The middle crust at depths of 15−25 km generally exhibits high-conductivity and low-velocity layers, where fluids transition from subcritical to supercritical states. The unified conclusion is that anomalies in seismic waves, electromagnetic, gravity, and deformation fields are not isolated phenomena but different manifestations of the same fluid-driven fault-valve-controlled process. The common framework of deep fluid overpressure leading to fault-valve opening, followed by crustal deformation and material migration, provides a unified explanation for all observed precursors.
Three main conclusions are drawn. First, deep fluids regulate earthquake nucleation and triggering through the fault-valve mechanism. The periodic cycling of fluid pressure between near-lithostatic and hydrostatic pressures leads to the co-evolution of fault strength, permeability, and stress state.
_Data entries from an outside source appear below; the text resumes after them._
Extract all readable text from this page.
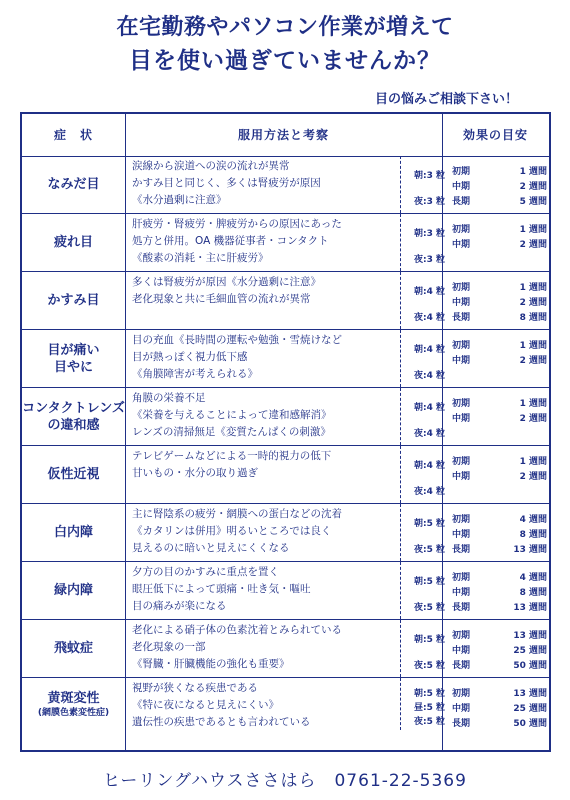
在宅勤務やパソコン作業が増えて
目を使い過ぎていませんか？
目の悩みご相談下さい！
症　状	服用方法と考察	効果の目安
なみだ目
涙線から涙道への涙の流れが異常
かすみ目と同じく、多くは腎疲労が原因
《水分過剰に注意》
朝:3 粒
夜:3 粒
初期	1 週間
中期	2 週間
長期	5 週間
疲れ目
肝疲労・腎疲労・脾疲労からの原因にあった
処方と併用。OA 機器従事者・コンタクト
《酸素の消耗・主に肝疲労》
朝:3 粒
夜:3 粒
初期	1 週間
中期	2 週間
かすみ目
多くは腎疲労が原因《水分過剰に注意》
老化現象と共に毛細血管の流れが異常
朝:4 粒
夜:4 粒
初期	1 週間
中期	2 週間
長期	8 週間
目が痛い
目やに
目の充血《長時間の運転や勉強・雪焼けなど
目が熱っぽく視力低下感
《角膜障害が考えられる》
朝:4 粒
夜:4 粒
初期	1 週間
中期	2 週間
コンタクトレンズ
の違和感
角膜の栄養不足
《栄養を与えることによって違和感解消》
レンズの清掃無足《変質たんぱくの刺激》
朝:4 粒
夜:4 粒
初期	1 週間
中期	2 週間
仮性近視
テレビゲームなどによる一時的視力の低下
甘いもの・水分の取り過ぎ
朝:4 粒
夜:4 粒
初期	1 週間
中期	2 週間
白内障
主に腎陰系の疲労・網膜への蛋白などの沈着
《カタリンは併用》明るいところでは良く
見えるのに暗いと見えにくくなる
朝:5 粒
夜:5 粒
初期	4 週間
中期	8 週間
長期	13 週間
緑内障
夕方の目のかすみに重点を置く
眼圧低下によって頭痛・吐き気・嘔吐
目の痛みが楽になる
朝:5 粒
夜:5 粒
初期	4 週間
中期	8 週間
長期	13 週間
飛蚊症
老化による硝子体の色素沈着とみられている
老化現象の一部
《腎臓・肝臓機能の強化も重要》
朝:5 粒
夜:5 粒
初期	13 週間
中期	25 週間
長期	50 週間
黄斑変性
(網膜色素変性症)
視野が狭くなる疾患である
《特に夜になると見えにくい》
遺伝性の疾患であるとも言われている
朝:5 粒
昼:5 粒
夜:5 粒
初期	13 週間
中期	25 週間
長期	50 週間
ヒーリングハウスささはら　0761-22-5369
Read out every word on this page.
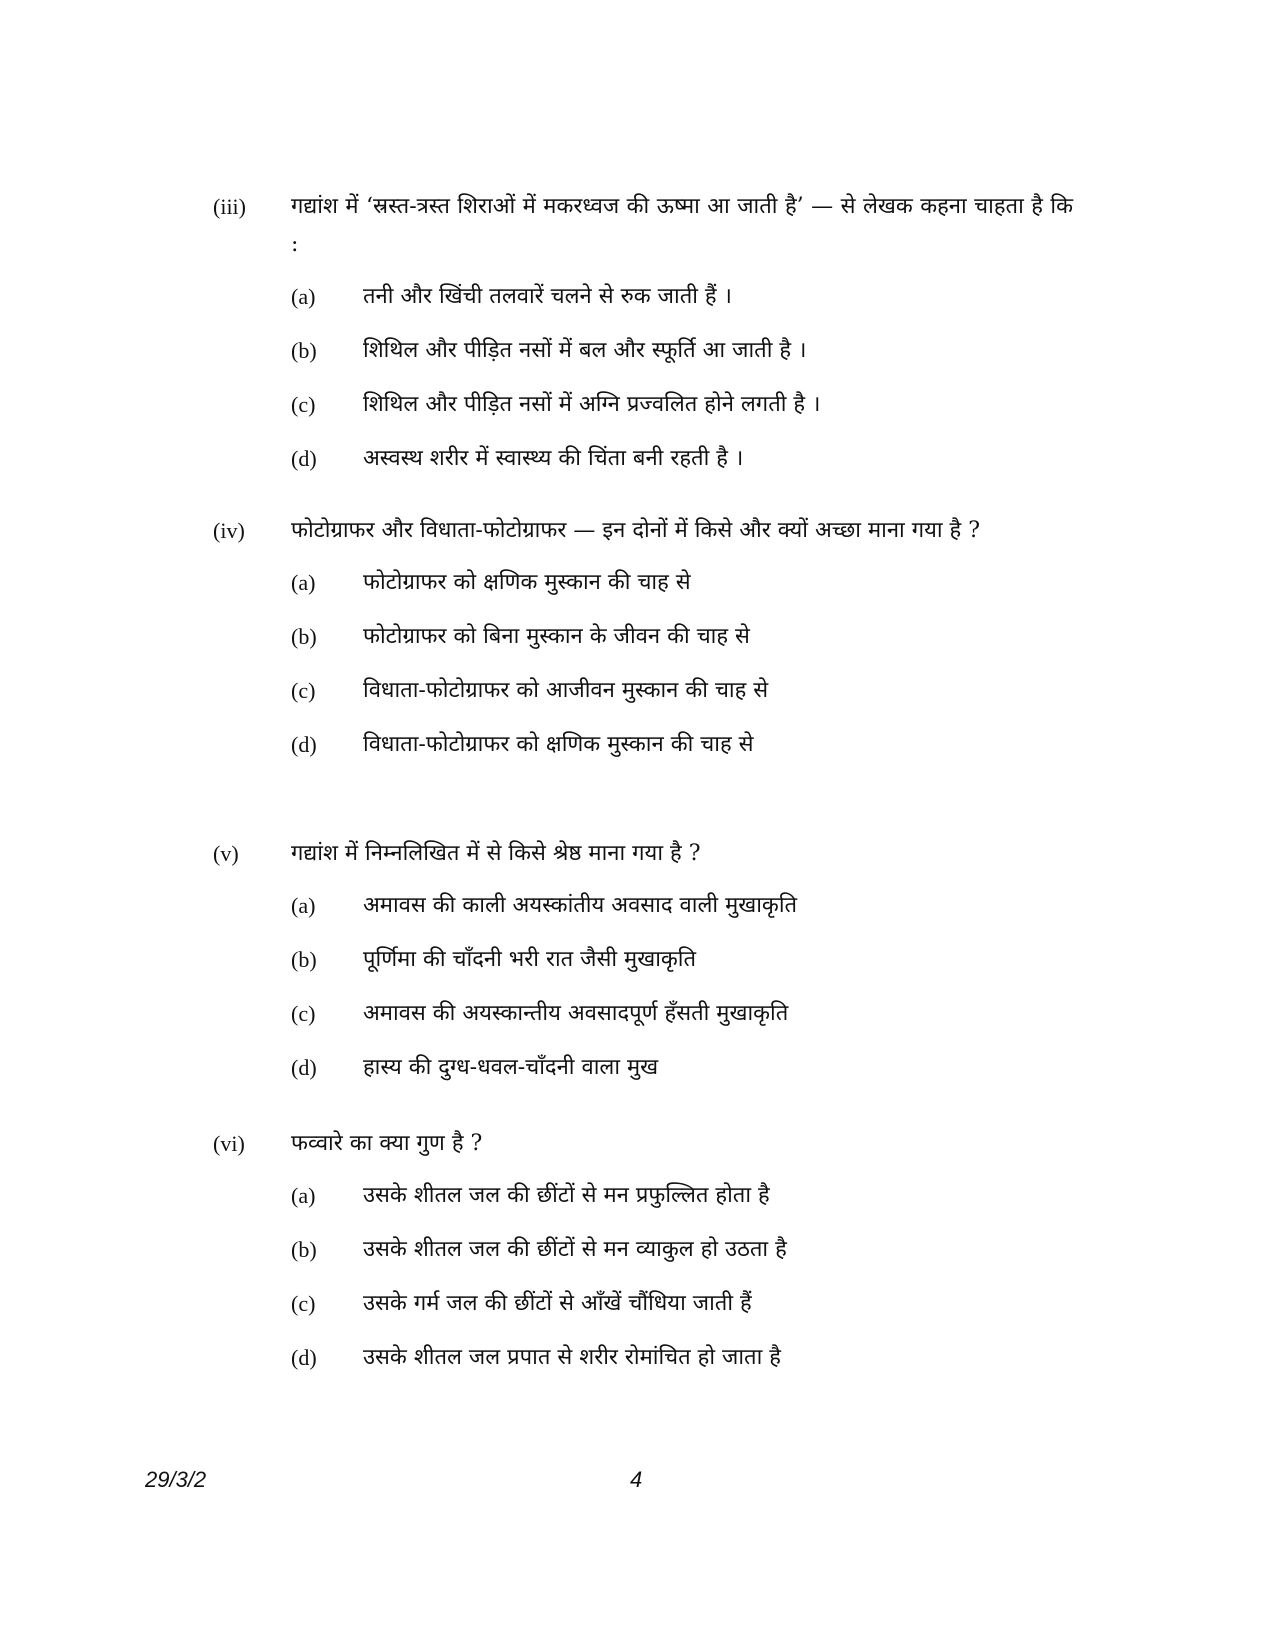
(iii) गद्यांश में ‘स्रस्त-त्रस्त शिराओं में मकरध्वज की ऊष्मा आ जाती है’ — से लेखक कहना चाहता है कि :
(a) तनी और खिंची तलवारें चलने से रुक जाती हैं ।
(b) शिथिल और पीड़ित नसों में बल और स्फूर्ति आ जाती है ।
(c) शिथिल और पीड़ित नसों में अग्नि प्रज्वलित होने लगती है ।
(d) अस्वस्थ शरीर में स्वास्थ्य की चिंता बनी रहती है ।
(iv) फोटोग्राफर और विधाता-फोटोग्राफर — इन दोनों में किसे और क्यों अच्छा माना गया है ?
(a) फोटोग्राफर को क्षणिक मुस्कान की चाह से
(b) फोटोग्राफर को बिना मुस्कान के जीवन की चाह से
(c) विधाता-फोटोग्राफर को आजीवन मुस्कान की चाह से
(d) विधाता-फोटोग्राफर को क्षणिक मुस्कान की चाह से
(v) गद्यांश में निम्नलिखित में से किसे श्रेष्ठ माना गया है ?
(a) अमावस की काली अयस्कांतीय अवसाद वाली मुखाकृति
(b) पूर्णिमा की चाँदनी भरी रात जैसी मुखाकृति
(c) अमावस की अयस्कान्तीय अवसादपूर्ण हँसती मुखाकृति
(d) हास्य की दुग्ध-धवल-चाँदनी वाला मुख
(vi) फव्वारे का क्या गुण है ?
(a) उसके शीतल जल की छींटों से मन प्रफुल्लित होता है
(b) उसके शीतल जल की छींटों से मन व्याकुल हो उठता है
(c) उसके गर्म जल की छींटों से आँखें चौंधिया जाती हैं
(d) उसके शीतल जल प्रपात से शरीर रोमांचित हो जाता है
29/3/2	4
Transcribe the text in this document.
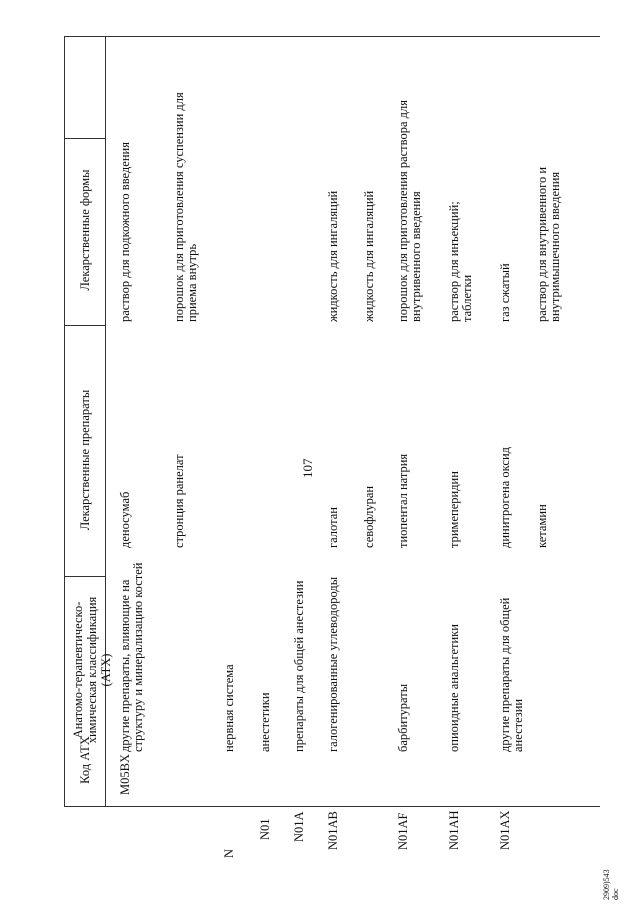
107
2909)543 doc
Код АТХ
Анатомо-терапевтическо-химическая классификация (АТХ)
Лекарственные препараты
Лекарственные формы
M05BX
другие препараты, влияющие на структуру и минерализацию костей
деносумаб
раствор для подкожного введения
стронция ранелат
порошок для приготовления суспензии для приема внутрь
N
нервная система
N01
анестетики
N01A
препараты для общей анестезии
N01AB
галогенированные углеводороды
галотан
жидкость для ингаляций
севофлуран
жидкость для ингаляций
N01AF
барбитураты
тиопентал натрия
порошок для приготовления раствора для внутривенного введения
N01AH
опиоидные анальгетики
тримеперидин
раствор для инъекций; таблетки
N01AX
другие препараты для общей анестезии
динитрогена оксид
газ сжатый
кетамин
раствор для внутривенного и внутримышечного введения
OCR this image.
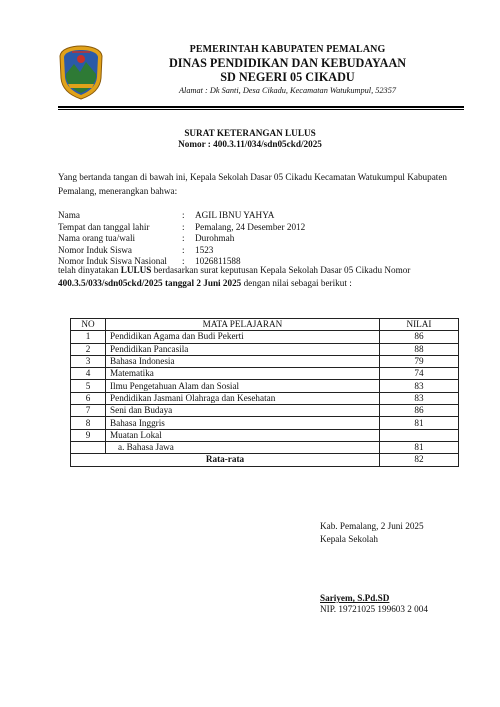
PEMERINTAH KABUPATEN PEMALANG
DINAS PENDIDIKAN DAN KEBUDAYAAN
SD NEGERI 05 CIKADU
Alamat : Dk Santi, Desa Cikadu, Kecamatan Watukumpul, 52357
SURAT KETERANGAN LULUS
Nomor : 400.3.11/034/sdn05ckd/2025
Yang bertanda tangan di bawah ini, Kepala Sekolah Dasar 05 Cikadu Kecamatan Watukumpul Kabupaten Pemalang, menerangkan bahwa:
Nama	:	AGIL IBNU YAHYA
Tempat dan tanggal lahir	:	Pemalang, 24 Desember 2012
Nama orang tua/wali	:	Durohmah
Nomor Induk Siswa	:	1523
Nomor Induk Siswa Nasional	:	1026811588
telah dinyatakan LULUS berdasarkan surat keputusan Kepala Sekolah Dasar 05 Cikadu Nomor 400.3.5/033/sdn05ckd/2025 tanggal 2 Juni 2025 dengan nilai sebagai berikut :
NO	MATA PELAJARAN	NILAI
1	Pendidikan Agama dan Budi Pekerti	86
2	Pendidikan Pancasila	88
3	Bahasa Indonesia	79
4	Matematika	74
5	Ilmu Pengetahuan Alam dan Sosial	83
6	Pendidikan Jasmani Olahraga dan Kesehatan	83
7	Seni dan Budaya	86
8	Bahasa Inggris	81
9	Muatan Lokal	
	a. Bahasa Jawa	81
Rata-rata		82
Kab. Pemalang, 2 Juni 2025
Kepala Sekolah
Sariyem, S.Pd.SD
NIP. 19721025 199603 2 004
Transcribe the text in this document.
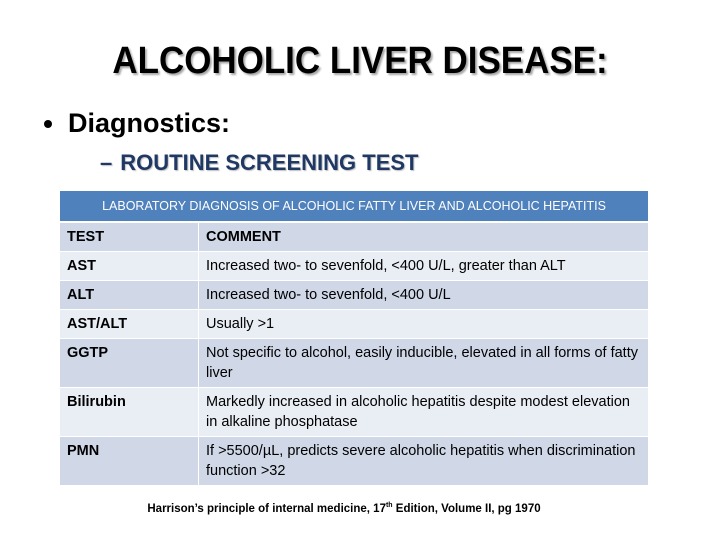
ALCOHOLIC LIVER DISEASE:
Diagnostics:
– ROUTINE SCREENING TEST
LABORATORY DIAGNOSIS OF ALCOHOLIC FATTY LIVER AND ALCOHOLIC HEPATITIS	
TEST	COMMENT
AST	Increased two- to sevenfold, <400 U/L, greater than ALT
ALT	Increased two- to sevenfold, <400 U/L
AST/ALT	Usually >1
GGTP	Not specific to alcohol, easily inducible, elevated in all forms of fatty liver
Bilirubin	Markedly increased in alcoholic hepatitis despite modest elevation in alkaline phosphatase
PMN	If >5500/µL, predicts severe alcoholic hepatitis when discrimination function >32
Harrison’s principle of internal medicine, 17th Edition, Volume II, pg 1970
Second, multi-geophysical field anomalies exhibit homology and staged evolution, showing a temporal sequence from long-term trend to medium-term gradient zone to short-term abrupt change. Third, different precursory parameters have different applicability scales and reliability. Gravity and GNSS deformation parameters show high repeatability and operational potential for medium-term prediction, while ULF geomagnetic and TEC anomalies remain exploratory due to strong background interference.
Research gaps include weak multi-field joint inversion models, unclear critical conditions for fluid overpressure, high false alarm rates for short-term precursors, and the need for further verification of direct correspondence between deep fluid occurrence states and geophysical anomalies. Future research should focus on constructing four-dimensional joint observation networks based on physical models, developing time-varying multi-field numerical simulation technologies, introducing statistical testing and machine learning methods, and strengthening closed-loop validation of observations, experiments, and simulations.
The key conclusion is that deep-fluid-driven multi-field coupling represents a fundamental dynamic mechanism of continental strong earthquakes. An integrated monitoring framework combining four-dimensional joint observations, physics-based modeling, and machine learning optimization is advocated to advance earthquake prediction from empirical statistics toward mechanism-driven forecasting.